BAB I
PENDAHULUAN
A.
Latar Belakang
Proses belajar dapat di katakan terjadi
apabila subjek didik (siswa) tidak hanya mata melihat dan telinganya mendengar
apa yang di informasikan oleh guru, tetapi pikirannya harus beraksi. Dalam
kegiatan pengajaran, proses belajar dapat berlangsung tanpa partisipasi aktif
guru secara langsung. Jadi dalam kegiatan belajar, siswa di tuntut secara aktif
untuk berfikir dan berkonsentrasi terhadap suatu mata pelajaran. Tanpa adanya
pemusatan perhatian berarti hal tersebut bukan belajar tetapi hanya sekedar
penyampaian oleh guru.
Berdasarkan fenomena yang ada
khususnya dalam dunia pendidikan masih sedikit sekali guru yang menggunakan
media pembelajaran dalam menyampaikan materi pembelajaran.

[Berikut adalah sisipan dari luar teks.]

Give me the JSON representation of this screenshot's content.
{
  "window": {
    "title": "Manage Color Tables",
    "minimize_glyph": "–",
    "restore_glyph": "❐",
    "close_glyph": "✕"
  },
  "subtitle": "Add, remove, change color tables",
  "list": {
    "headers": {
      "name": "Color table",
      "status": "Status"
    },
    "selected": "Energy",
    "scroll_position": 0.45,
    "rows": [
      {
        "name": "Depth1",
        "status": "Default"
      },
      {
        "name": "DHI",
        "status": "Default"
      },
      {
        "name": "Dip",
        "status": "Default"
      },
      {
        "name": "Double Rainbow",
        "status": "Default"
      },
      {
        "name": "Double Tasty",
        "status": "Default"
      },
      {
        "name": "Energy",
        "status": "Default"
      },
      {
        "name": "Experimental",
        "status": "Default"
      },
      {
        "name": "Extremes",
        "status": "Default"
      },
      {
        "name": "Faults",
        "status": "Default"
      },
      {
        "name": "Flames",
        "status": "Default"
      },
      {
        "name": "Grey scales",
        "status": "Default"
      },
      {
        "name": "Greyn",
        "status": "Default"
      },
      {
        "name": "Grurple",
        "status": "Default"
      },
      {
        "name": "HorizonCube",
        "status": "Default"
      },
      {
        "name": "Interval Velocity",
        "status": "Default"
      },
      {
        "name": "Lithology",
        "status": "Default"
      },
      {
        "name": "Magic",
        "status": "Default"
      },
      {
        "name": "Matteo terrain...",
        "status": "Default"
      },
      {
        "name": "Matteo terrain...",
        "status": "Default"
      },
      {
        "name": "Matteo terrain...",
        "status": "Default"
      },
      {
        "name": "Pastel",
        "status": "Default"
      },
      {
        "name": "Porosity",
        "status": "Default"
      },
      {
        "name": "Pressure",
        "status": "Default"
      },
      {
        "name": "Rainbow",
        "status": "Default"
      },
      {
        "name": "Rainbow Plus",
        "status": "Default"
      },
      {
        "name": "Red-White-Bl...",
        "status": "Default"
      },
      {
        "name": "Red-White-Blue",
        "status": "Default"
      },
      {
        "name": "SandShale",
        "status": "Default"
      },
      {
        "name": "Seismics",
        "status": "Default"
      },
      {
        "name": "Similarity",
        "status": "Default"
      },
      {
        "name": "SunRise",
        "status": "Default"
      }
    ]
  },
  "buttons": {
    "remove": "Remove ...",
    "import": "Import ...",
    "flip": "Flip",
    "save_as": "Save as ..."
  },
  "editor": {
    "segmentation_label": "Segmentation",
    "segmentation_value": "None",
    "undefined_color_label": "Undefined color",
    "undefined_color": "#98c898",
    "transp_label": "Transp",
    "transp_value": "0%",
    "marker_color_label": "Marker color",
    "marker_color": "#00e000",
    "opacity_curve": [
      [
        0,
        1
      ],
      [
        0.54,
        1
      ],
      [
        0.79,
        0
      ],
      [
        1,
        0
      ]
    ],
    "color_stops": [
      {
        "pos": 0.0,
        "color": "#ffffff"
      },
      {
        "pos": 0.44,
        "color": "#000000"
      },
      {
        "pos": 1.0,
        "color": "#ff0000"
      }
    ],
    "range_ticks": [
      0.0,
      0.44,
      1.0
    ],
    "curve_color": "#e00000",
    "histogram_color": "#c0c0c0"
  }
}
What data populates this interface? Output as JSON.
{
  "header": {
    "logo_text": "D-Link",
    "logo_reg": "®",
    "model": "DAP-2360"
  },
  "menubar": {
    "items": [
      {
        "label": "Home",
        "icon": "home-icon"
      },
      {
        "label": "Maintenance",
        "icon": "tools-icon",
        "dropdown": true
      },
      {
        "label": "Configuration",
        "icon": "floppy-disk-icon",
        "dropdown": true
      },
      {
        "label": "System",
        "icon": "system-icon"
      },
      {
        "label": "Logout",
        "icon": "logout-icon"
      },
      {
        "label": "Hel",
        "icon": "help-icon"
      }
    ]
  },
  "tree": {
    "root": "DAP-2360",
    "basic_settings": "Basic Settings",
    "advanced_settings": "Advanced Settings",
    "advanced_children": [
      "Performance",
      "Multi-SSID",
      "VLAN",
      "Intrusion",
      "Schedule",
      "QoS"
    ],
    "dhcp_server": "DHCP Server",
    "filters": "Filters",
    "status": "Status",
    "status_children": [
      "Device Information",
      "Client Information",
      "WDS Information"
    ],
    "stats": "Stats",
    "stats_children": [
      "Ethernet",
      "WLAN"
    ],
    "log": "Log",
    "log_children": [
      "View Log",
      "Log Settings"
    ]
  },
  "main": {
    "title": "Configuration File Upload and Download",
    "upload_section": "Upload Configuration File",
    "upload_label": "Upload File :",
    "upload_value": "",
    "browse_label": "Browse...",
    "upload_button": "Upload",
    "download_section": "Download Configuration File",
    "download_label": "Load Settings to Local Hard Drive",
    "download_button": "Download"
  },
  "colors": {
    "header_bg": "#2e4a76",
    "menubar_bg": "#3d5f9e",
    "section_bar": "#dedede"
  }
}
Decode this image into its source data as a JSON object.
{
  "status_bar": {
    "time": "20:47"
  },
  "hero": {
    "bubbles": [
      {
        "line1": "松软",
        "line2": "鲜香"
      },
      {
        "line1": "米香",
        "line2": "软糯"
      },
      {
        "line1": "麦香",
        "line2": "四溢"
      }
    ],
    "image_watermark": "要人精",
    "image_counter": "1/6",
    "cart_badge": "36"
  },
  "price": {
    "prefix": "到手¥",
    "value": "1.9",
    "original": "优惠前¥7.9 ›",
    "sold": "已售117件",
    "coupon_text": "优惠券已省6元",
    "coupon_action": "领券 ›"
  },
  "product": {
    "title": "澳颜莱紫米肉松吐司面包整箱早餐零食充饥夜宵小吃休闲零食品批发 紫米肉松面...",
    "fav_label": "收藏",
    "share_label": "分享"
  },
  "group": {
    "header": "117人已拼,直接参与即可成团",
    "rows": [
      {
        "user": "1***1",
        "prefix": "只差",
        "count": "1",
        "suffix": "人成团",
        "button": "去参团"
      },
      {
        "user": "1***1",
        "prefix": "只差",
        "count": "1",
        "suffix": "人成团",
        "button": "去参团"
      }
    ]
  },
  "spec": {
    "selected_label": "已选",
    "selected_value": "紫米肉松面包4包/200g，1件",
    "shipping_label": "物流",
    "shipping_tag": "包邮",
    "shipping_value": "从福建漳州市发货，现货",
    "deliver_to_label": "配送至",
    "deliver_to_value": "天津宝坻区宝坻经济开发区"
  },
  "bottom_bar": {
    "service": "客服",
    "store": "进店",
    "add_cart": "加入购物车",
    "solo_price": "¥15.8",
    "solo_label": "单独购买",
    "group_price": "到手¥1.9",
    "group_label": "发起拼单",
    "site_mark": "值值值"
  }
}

Dengan demikian media pembelajaran
sangat dibutuhkan oleh guru agar siswa bisa menerima informasi atau pesan
dengan baik, karena media mempunyai arti penting dalam dunia pendidikan.
Terutama dalam pendidikan formal di sekolah. Guru sebagai pengajar dan pendidik
yang terjun langsung dalam dunia pendidikan formal sekolah, tidak diragukan
lagi tentang keampuhan suatu media pembelajaran utamanya dalam menanamkan sikap
dan mengharapkan perubahan tingkah laku seperti yang di harapkan, yaitu yang
sesuai dengan tujuan pembelajaran.
Guru dituntut agar mampu menggunakan
alat-alat yang dapat di sediakan di sekolah yang sesuai perkembangan zaman.
Sebagai fasilisator, guru berpesan dalam menciptakan kondisi belajar atau sistem
lingkungan belajar dengan memfasilitasi yang tersedia.[1]
Fasilitas ini dapat berupa perangkat keras (hardware),
perangkat lunak (software),
lingkungan dan suasana belajar (brainware),
seperti ruang kelas dengan segala fasilitas kelengkapan dan media yang
dibutuhkan.[2]
Media mengajar merupakan segala bentuk
perangsang dan alat yang disediakan guru untuk mendorong siswa belajar. Bentuk
perangsang di sini berupa audio visual, seperti papan tulis, bagan, gambar, mesin
pengajaran, film, audio kaset, video kaset, televisi, computer, OHP, LCD dan
internet.[3]
Dalam meningkatkan ketrampilan kosa-kata
mereka secara efektif dengan cara banyak membaca majalah, termasuk majalah
sekolah. Kata-kata dapat diambil dari artikel-artikel bagi maksud-maksud yang
berkaitan dengan batasan, memperhatikan konstruksi kata dan ejaannya, serta
penggunaan kosa-kata yang benar.[4]
Perkembangan media telah berlangsung
secara cepat, dan membentuk budaya baru. Budaya baru ini, langsung tau tidak
langsung, sudah mempengaruhi bagaimana siswa mengikuti sebagian proses
pembelajaran. Ciri yang mendominasi adalah munculnya komponen budaya indrawi
yang utuh, meliputi melihat, mendengar, merasakan-menyentuh dan berexplorasi. Bahasa
yang dulunya cenderung mengajar, kemudian berubah menjadi bahasa media yang
bersifat membujuk, menggetarkan hati, dan penuh dengan resonansi, irama,
cerita, dan gambar yang tervisualisasi.[5]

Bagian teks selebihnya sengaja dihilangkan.